The problem asks to find the longest word in a given dictionary that can be built one character at a time by other words in the same dictionary. If multiple such words exist, the lexicographically smallest one should be returned.

The solutions presented utilize a combination of techniques to efficiently solve this problem:

1. Trie (Not explicitly used but implicitly leveraged in some solutions): While not explicitly implemented as a Trie data structure, the solutions implicitly leverage the Trie concept. A Trie is a tree-like data structure ideal for storing and searching prefixes. The solutions efficiently check if prefixes of a word exist in the dictionary by iterating through the prefixes and checking their presence in a set. This is fundamentally the same operation as traversing a Trie.

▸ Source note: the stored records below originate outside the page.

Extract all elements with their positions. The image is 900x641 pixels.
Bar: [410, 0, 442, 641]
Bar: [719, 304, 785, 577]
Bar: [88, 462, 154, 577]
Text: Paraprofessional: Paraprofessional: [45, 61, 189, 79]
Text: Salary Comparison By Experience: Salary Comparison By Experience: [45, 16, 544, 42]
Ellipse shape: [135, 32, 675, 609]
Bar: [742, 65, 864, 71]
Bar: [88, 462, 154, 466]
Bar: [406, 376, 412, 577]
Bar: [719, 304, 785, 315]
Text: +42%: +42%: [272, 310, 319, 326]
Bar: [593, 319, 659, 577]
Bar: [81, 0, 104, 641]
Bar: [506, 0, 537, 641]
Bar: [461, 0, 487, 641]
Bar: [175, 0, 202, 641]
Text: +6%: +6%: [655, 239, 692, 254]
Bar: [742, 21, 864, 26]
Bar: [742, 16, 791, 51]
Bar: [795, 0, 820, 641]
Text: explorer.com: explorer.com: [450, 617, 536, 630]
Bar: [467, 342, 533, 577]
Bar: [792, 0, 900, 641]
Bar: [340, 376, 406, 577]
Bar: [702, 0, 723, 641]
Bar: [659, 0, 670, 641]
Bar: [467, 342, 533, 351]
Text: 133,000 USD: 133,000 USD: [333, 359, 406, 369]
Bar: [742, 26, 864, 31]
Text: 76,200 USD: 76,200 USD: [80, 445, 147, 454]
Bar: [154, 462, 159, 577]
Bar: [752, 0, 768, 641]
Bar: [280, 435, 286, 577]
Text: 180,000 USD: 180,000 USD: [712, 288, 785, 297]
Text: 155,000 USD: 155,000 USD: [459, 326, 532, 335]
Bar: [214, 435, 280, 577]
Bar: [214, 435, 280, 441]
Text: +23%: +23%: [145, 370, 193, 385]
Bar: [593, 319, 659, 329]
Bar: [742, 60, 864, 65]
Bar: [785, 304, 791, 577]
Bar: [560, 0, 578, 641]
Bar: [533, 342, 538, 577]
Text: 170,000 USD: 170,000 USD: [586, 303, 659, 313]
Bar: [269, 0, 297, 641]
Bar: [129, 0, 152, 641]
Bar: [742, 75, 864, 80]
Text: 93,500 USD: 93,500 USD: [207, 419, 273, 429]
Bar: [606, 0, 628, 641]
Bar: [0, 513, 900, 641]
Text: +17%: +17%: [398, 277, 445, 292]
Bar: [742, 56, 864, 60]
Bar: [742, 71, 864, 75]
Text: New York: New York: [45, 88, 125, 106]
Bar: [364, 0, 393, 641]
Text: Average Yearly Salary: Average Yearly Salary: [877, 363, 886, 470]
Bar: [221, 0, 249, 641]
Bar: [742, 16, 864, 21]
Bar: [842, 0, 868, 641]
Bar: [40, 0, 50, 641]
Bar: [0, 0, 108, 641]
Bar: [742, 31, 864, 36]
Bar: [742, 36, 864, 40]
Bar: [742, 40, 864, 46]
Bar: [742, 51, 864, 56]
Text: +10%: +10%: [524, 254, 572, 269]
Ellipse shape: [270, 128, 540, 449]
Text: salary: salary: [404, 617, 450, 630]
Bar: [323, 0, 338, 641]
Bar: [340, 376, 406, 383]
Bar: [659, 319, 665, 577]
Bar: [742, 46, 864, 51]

2. Hash Table (Set): A hash set (or simply a set in Python) is used to store the words in the dictionary. This allows for efficient O(1) average-time lookup of whether a word or prefix exists in the dictionary.

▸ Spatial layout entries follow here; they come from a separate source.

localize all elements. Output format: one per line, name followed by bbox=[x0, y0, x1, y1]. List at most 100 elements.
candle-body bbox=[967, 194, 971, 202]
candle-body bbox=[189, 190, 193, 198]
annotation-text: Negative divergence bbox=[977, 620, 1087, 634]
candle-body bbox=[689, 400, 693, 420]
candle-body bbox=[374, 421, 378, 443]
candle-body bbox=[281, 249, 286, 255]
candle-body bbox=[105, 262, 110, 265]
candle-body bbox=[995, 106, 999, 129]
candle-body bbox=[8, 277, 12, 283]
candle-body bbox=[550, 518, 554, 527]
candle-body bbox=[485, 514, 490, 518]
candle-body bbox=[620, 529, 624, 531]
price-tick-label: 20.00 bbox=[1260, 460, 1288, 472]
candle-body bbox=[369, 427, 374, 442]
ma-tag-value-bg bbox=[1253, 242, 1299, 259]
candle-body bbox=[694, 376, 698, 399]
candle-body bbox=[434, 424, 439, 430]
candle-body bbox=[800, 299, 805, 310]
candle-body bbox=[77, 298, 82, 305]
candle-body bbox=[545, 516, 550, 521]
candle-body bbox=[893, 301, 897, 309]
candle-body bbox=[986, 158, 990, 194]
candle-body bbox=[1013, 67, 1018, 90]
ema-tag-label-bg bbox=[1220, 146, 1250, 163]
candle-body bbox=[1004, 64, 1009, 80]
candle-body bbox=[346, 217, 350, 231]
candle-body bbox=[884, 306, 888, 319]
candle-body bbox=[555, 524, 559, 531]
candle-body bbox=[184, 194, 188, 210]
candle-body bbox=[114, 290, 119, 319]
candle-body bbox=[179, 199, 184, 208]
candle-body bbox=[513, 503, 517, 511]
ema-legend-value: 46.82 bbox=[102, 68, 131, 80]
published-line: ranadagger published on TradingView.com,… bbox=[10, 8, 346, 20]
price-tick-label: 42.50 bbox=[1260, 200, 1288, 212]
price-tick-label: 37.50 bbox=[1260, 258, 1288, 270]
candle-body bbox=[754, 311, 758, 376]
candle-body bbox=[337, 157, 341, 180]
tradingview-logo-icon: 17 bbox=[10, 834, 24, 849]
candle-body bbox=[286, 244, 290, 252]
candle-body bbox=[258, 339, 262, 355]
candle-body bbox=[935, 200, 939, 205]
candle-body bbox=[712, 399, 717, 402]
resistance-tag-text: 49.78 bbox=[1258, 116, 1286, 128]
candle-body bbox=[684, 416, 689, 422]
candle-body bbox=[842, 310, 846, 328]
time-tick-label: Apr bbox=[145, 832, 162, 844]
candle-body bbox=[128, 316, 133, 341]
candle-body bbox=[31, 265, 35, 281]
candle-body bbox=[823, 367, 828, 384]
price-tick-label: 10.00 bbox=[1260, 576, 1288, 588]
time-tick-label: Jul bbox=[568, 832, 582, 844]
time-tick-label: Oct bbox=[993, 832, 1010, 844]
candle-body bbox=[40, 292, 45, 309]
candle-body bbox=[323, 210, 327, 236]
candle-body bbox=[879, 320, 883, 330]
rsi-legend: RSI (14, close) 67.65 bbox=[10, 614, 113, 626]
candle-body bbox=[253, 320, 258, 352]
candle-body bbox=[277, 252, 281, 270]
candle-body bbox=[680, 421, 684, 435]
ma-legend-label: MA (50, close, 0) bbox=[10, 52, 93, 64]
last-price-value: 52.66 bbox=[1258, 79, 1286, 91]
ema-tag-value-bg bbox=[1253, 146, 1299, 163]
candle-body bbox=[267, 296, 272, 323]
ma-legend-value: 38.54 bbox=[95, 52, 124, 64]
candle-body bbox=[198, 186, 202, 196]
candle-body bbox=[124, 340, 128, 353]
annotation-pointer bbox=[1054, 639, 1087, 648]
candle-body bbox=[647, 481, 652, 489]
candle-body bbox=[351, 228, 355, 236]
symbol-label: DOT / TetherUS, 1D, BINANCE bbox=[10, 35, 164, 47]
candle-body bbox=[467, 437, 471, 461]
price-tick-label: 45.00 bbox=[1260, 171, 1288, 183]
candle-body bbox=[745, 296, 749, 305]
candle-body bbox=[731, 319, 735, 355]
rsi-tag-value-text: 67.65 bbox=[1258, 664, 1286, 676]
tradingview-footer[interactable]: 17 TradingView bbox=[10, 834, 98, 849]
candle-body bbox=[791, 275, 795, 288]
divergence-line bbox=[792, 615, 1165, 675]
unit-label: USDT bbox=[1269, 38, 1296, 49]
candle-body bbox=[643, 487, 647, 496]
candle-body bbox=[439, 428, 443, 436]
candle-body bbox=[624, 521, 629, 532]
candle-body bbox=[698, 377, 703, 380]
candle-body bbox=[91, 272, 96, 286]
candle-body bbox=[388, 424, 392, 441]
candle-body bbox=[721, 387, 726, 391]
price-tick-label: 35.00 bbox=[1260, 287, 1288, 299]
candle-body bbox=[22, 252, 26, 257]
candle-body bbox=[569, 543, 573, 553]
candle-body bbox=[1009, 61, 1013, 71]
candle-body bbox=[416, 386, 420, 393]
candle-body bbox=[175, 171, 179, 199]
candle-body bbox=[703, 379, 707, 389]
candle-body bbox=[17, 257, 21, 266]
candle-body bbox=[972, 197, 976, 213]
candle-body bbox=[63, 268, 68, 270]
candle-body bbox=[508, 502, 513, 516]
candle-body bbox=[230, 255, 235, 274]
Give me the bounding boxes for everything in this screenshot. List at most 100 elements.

3. Sorting (In some solutions): Some solutions utilize sorting to optimize the search. By sorting the words by length (descending) and then lexicographically (ascending), the algorithm can potentially find a solution faster. It checks longer words first, and if a longest word is found that satisfies the condition, it immediately returns the result, without checking other potentially longer words.

4. Iteration and Prefix Checking: The core logic of the solution involves iterating through each word in the dictionary. For each word, it iterates through its prefixes. The solution checks if each prefix is present in the dictionary. If all prefixes are present, then the word satisfies the condition and is considered a candidate.

Time Complexity Analysis:

• Without sorting: The time complexity is dominated by the nested loops. The outer loop iterates through each word (O(n), where n is the number of words). The inner loop iterates through the prefixes of each word (O(m), where m is the maximum length of a word). Therefore, the overall time complexity is O(n*m). However, the set lookups are O(1) on average, making this dominant factor.

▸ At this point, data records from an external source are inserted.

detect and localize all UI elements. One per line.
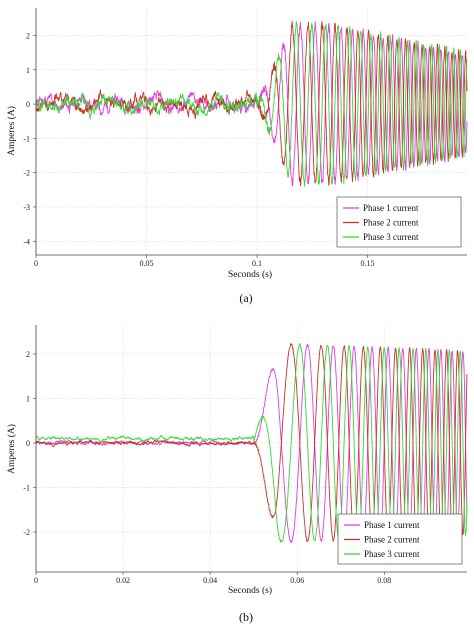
legend-label-phase-1: Phase 1 current: [364, 520, 420, 530]
y-tick-label: 2: [26, 350, 30, 359]
legend-label-phase-1: Phase 1 current: [363, 203, 419, 213]
x-tick-label: 0.1: [252, 259, 262, 268]
y-tick-label: 2: [26, 31, 30, 40]
x-axis-label: Seconds (s): [228, 269, 272, 280]
x-tick-label: 0.15: [361, 259, 375, 268]
x-tick-label: 0: [34, 259, 38, 268]
y-tick-label: 0: [26, 100, 30, 109]
x-tick-label: 0.08: [377, 576, 391, 585]
tick-labels: 0 0.02 0.04 0.06 0.08 -2 -1 0 1 2: [23, 350, 391, 585]
y-tick-label: 1: [26, 394, 30, 403]
x-tick-label: 0.02: [116, 576, 130, 585]
legend: Phase 1 current Phase 2 current Phase 3 cu…: [336, 196, 462, 248]
y-tick-label: -2: [23, 169, 30, 178]
panel-b: 0 0.02 0.04 0.06 0.08 -2 -1 0 1 2 Seconds (s) Amp…: [6, 325, 468, 624]
series-line-phase-3: [35, 21, 468, 187]
y-tick-label: -2: [23, 528, 30, 537]
axes: [33, 8, 467, 258]
y-tick-label: -1: [23, 134, 30, 143]
x-tick-label: 0.04: [203, 576, 217, 585]
series-lines: [35, 20, 468, 187]
caption-b: (b): [239, 610, 253, 624]
x-axis-label: Seconds (s): [228, 585, 272, 596]
tick-labels: 0 0.05 0.1 0.15 -4 -3 -2 -1 0 1 2: [23, 31, 374, 268]
legend-label-phase-2: Phase 2 current: [363, 218, 419, 228]
y-tick-label: 0: [26, 439, 30, 448]
legend-label-phase-3: Phase 3 current: [364, 549, 420, 559]
x-tick-label: 0: [34, 576, 38, 585]
y-tick-label: -4: [23, 237, 30, 246]
series-line-phase-3: [35, 343, 468, 543]
y-tick-label: 1: [26, 66, 30, 75]
axes: [33, 325, 467, 575]
x-tick-label: 0.05: [140, 259, 154, 268]
legend-label-phase-2: Phase 2 current: [364, 535, 420, 545]
y-tick-label: -3: [23, 203, 30, 212]
legend: Phase 1 current Phase 2 current Phase 3 cu…: [337, 513, 463, 565]
caption-a: (a): [239, 291, 252, 305]
y-tick-label: -1: [23, 483, 30, 492]
series-line-phase-2: [35, 343, 468, 542]
panel-a: 0 0.05 0.1 0.15 -4 -3 -2 -1 0 1 2 Seconds (s) Ampe…: [6, 8, 468, 305]
y-axis-label: Amperes (A): [6, 106, 17, 156]
x-tick-label: 0.06: [290, 576, 304, 585]
legend-label-phase-3: Phase 3 current: [363, 232, 419, 242]
y-axis-label: Amperes (A): [6, 424, 17, 474]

• With sorting: The sorting step adds O(n log n) time complexity (where n is number of words). The nested loop still remains, but by pre-sorting, the algorithm can be more efficient because the solution can potentially exit early, avoiding unnecessary checks. In the worst case, the complexity remains O(n*m), but in the best case, it might be much faster than the unsorted version if the longest word satisfying the conditions is one of the first elements after sorting.

Space Complexity Analysis:

The space complexity is dominated by the space used to store the hash set (or set), which is O(n) where n is the number of words in the dictionary. The space used by other variables is constant, making O(n) the overall space complexity.

Code Explanation (Python3 Example):

The Python solution demonstrates the approach clearly:

class Solution:
    def longestWord(self, words: List[str]) -> str:
        cnt, ans = 0, ''  # Initialize variables to track length and the result
        s = set(words)     # Create a set for efficient word lookups
 
        for w in s:        # Iterate through each word in the set
            n = len(w)     # Get the length of the word
            if all(w[:i] in s for i in range(1, n)):  # Check if all prefixes exist in the set
                if cnt < n:  # If this word is longer than the current longest
                    cnt, ans = n, w # Update the length and the longest word
                elif cnt == n and w < ans:  # If same length, compare lexicographically
                    ans = w             # Update the longest word if lexicographically smaller
        return ans         # Return the longest word found

The other language implementations follow a similar logic, differing primarily in syntax and data structure usage. The core algorithm remains consistent across all the implementations.